Many professional and amateur sports bodies, such as the World Anti Doping Agency, have banned DMAA as a performance enhancing substance and suspended athletes that have used it. On 19 June 2012, the South African Institute for Drug-Free Sport confirmed the 2012 Comrades Marathon winner, Ludwick Mamabolo, tested positive for the banned stimulant. Mamabolo could face a two-year ban and be stripped of his title if found guilty by an independent tribunal.
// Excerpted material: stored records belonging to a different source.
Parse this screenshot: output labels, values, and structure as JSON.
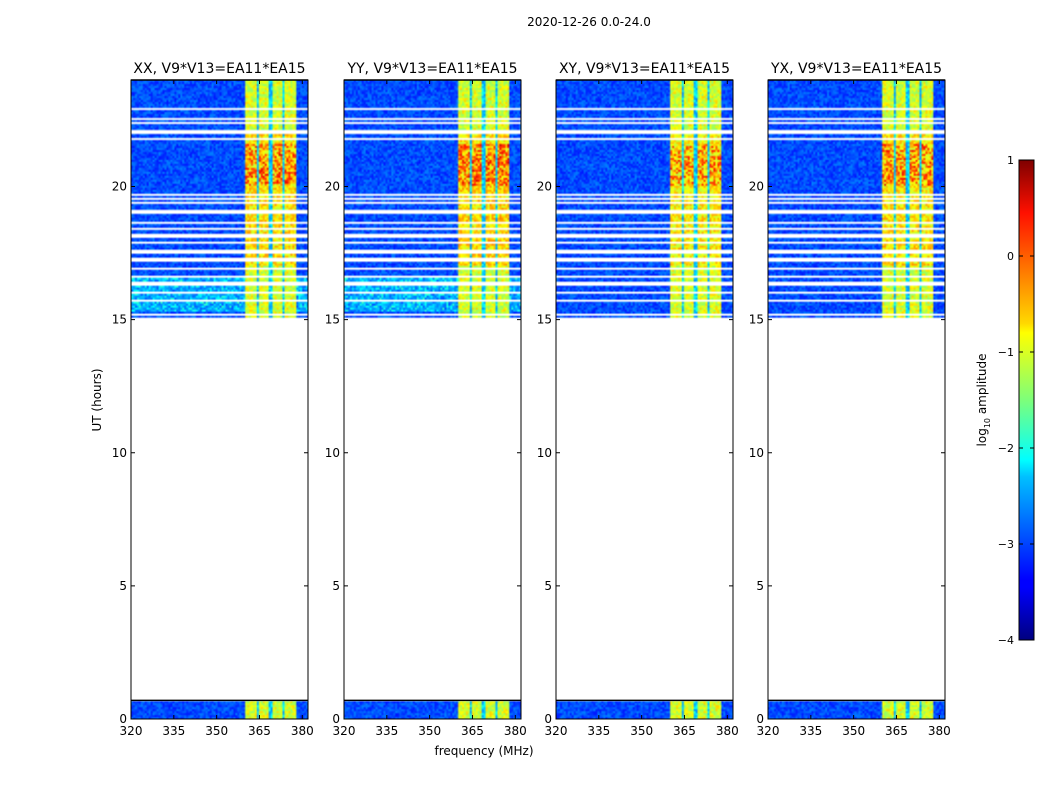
{
  "chart_data": {
    "type": "heatmap",
    "suptitle": "2020-12-26 0.0-24.0",
    "xlabel": "frequency (MHz)",
    "ylabel": "UT (hours)",
    "xlim": [
      320,
      382
    ],
    "ylim": [
      0,
      24
    ],
    "xticks": [
      320,
      335,
      350,
      365,
      380
    ],
    "yticks": [
      0,
      5,
      10,
      15,
      20
    ],
    "panels": [
      {
        "title": "XX, V9*V13=EA11*EA15",
        "intensity": 0.85
      },
      {
        "title": "YY, V9*V13=EA11*EA15",
        "intensity": 1.0
      },
      {
        "title": "XY, V9*V13=EA11*EA15",
        "intensity": 0.7
      },
      {
        "title": "YX, V9*V13=EA11*EA15",
        "intensity": 0.8
      }
    ],
    "data_time_ranges_hours": [
      [
        0.0,
        0.7
      ],
      [
        15.1,
        24.0
      ]
    ],
    "active_band_mhz": [
      360,
      378
    ],
    "band_sub_channels_mhz": [
      [
        360,
        364
      ],
      [
        365,
        368.5
      ],
      [
        369.5,
        373
      ],
      [
        374,
        378
      ]
    ],
    "flagged_rows_hours": [
      15.18,
      15.7,
      16.0,
      16.35,
      16.6,
      16.9,
      17.25,
      17.55,
      17.9,
      18.15,
      18.4,
      18.65,
      19.05,
      19.4,
      19.55,
      19.7,
      21.8,
      22.05,
      22.4,
      22.55,
      22.9
    ],
    "colorbar": {
      "label": "log10 amplitude",
      "label_main": "log",
      "label_sub": "10",
      "label_suffix": " amplitude",
      "range": [
        -4,
        1
      ],
      "ticks": [
        "1",
        "0",
        "−1",
        "−2",
        "−3",
        "−4"
      ],
      "tick_values": [
        1,
        0,
        -1,
        -2,
        -3,
        -4
      ],
      "colormap": "jet"
    }
  }
}
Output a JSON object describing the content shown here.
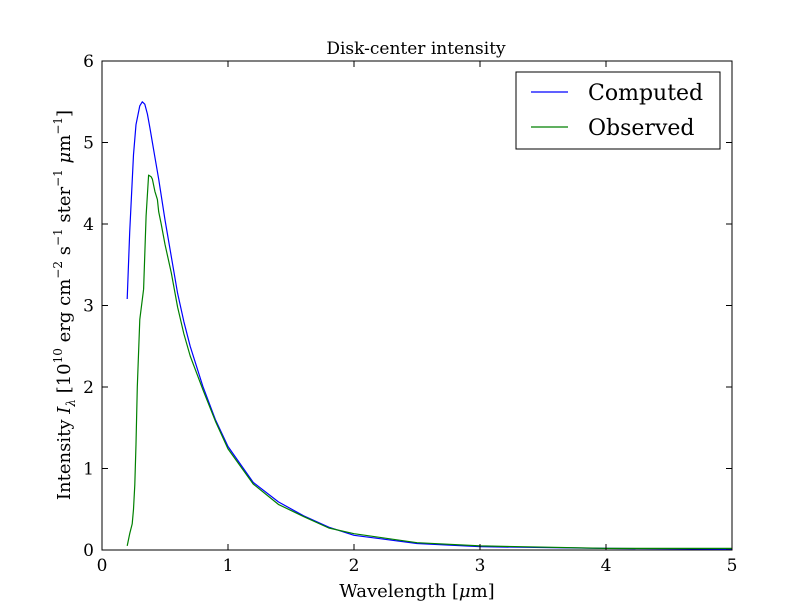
{
  "chart_data": {
    "type": "line",
    "title": "Disk-center intensity",
    "xlabel": {
      "prefix": "Wavelength [",
      "mu": "μ",
      "suffix": "m]"
    },
    "ylabel": {
      "prefix": "Intensity ",
      "I": "I",
      "lambda": "λ",
      "bracket_open": " [10",
      "exp10": "10",
      "erg": " erg cm",
      "exp_m2": "−2",
      "s": " s",
      "exp_m1a": "−1",
      "ster": " ster",
      "exp_m1b": "−1",
      "mu": " μ",
      "m": "m",
      "exp_m1c": "−1",
      "bracket_close": "]"
    },
    "xlim": [
      0,
      5
    ],
    "ylim": [
      0,
      6
    ],
    "x_ticks": [
      "0",
      "1",
      "2",
      "3",
      "4",
      "5"
    ],
    "y_ticks": [
      "0",
      "1",
      "2",
      "3",
      "4",
      "5",
      "6"
    ],
    "grid": false,
    "legend_position": "top-right",
    "series": [
      {
        "name": "Computed",
        "color": "#0000ff",
        "x": [
          0.2,
          0.22,
          0.25,
          0.27,
          0.3,
          0.32,
          0.34,
          0.36,
          0.38,
          0.4,
          0.42,
          0.45,
          0.5,
          0.55,
          0.6,
          0.65,
          0.7,
          0.8,
          0.9,
          1.0,
          1.2,
          1.4,
          1.6,
          1.8,
          2.0,
          2.5,
          3.0,
          4.0,
          5.0
        ],
        "y": [
          3.08,
          3.9,
          4.85,
          5.22,
          5.45,
          5.5,
          5.47,
          5.35,
          5.18,
          5.0,
          4.82,
          4.55,
          4.05,
          3.6,
          3.15,
          2.8,
          2.5,
          2.01,
          1.6,
          1.27,
          0.83,
          0.59,
          0.42,
          0.28,
          0.18,
          0.08,
          0.04,
          0.02,
          0.01
        ]
      },
      {
        "name": "Observed",
        "color": "#008000",
        "x": [
          0.2,
          0.22,
          0.24,
          0.25,
          0.26,
          0.27,
          0.28,
          0.3,
          0.33,
          0.35,
          0.37,
          0.39,
          0.4,
          0.42,
          0.44,
          0.45,
          0.47,
          0.5,
          0.55,
          0.6,
          0.65,
          0.7,
          0.8,
          0.9,
          1.0,
          1.2,
          1.4,
          1.6,
          1.8,
          2.0,
          2.5,
          3.0,
          4.0,
          5.0
        ],
        "y": [
          0.05,
          0.2,
          0.32,
          0.5,
          0.8,
          1.3,
          2.0,
          2.83,
          3.2,
          4.1,
          4.6,
          4.58,
          4.55,
          4.4,
          4.3,
          4.15,
          4.0,
          3.75,
          3.4,
          2.98,
          2.65,
          2.38,
          1.97,
          1.58,
          1.24,
          0.81,
          0.56,
          0.41,
          0.27,
          0.2,
          0.09,
          0.05,
          0.02,
          0.02
        ]
      }
    ]
  }
}
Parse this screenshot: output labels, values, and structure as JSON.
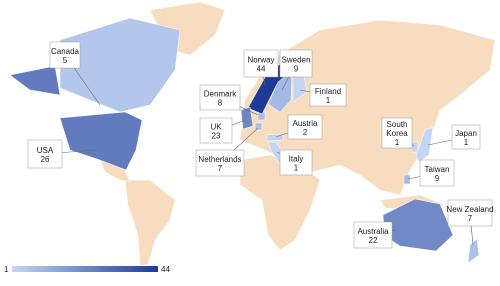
{
  "map": {
    "countries": [
      {
        "name": "Canada",
        "value": 5
      },
      {
        "name": "USA",
        "value": 26
      },
      {
        "name": "Denmark",
        "value": 8
      },
      {
        "name": "Norway",
        "value": 44
      },
      {
        "name": "Sweden",
        "value": 9
      },
      {
        "name": "Finland",
        "value": 1
      },
      {
        "name": "UK",
        "value": 23
      },
      {
        "name": "Austria",
        "value": 2
      },
      {
        "name": "Netherlands",
        "value": 7
      },
      {
        "name": "Italy",
        "value": 1
      },
      {
        "name": "South Korea",
        "value": 1
      },
      {
        "name": "Japan",
        "value": 1
      },
      {
        "name": "Taiwan",
        "value": 9
      },
      {
        "name": "New Zealand",
        "value": 7
      },
      {
        "name": "Australia",
        "value": 22
      }
    ],
    "legend": {
      "min": 1,
      "max": 44,
      "low_color": "#c3d6f5",
      "high_color": "#1c3a96"
    }
  }
}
VFL player Matthew Clark was suspended for two years after the banned substance DMAA was detected in his system after a game in 2011. US Weightlifter Brian Wilhelm accepted a nine-month suspension after testing positive for DMAA in a urine sample from December 2012 at the American Open. MotoGP rider Anthony West was suspended for one month by the FIM International Disciplinary Court on 29 October 2012 after testing positive for methylhexaneamine. Boxer Brandon Rios, after losing a unanimous decision to Manny Pacquiao, was suspended by the China Professional Boxing Association after testing positive for the drug.
A number of countries have banned or heavily restricted the use of DMAA as a dietary supplement, due to concerns about its safety. These countries include the U.S., Canada, New Zealand, Sweden, Australia, the United Kingdom, and Brazil. Health Canada decided DMAA was not a dietary substance, but was a drug requiring further approval. Consequently, Health Canada banned all sales of DMAA. New Zealand formally banned methylhexanamine, citing its use in “party pills”. The National Food Agency of Sweden issued a general warning regarding use of methylhexanamine products, resulting in a sales ban in parts of the country.
Australia banned DMAA, and U.K. Medicines and Healthcare products Regulatory Agency has ruled that the popular DMAA containing sports supplement Jack3D is an unlicensed medicinal product and that it and all other DMAA containing products need to be removed from the UK market amid concerns of potential risks to public safety. The FDA determined that DMAA was potentially dangerous and did not qualify as a legal dietary supplement, making it illegal to market DMAA containing products.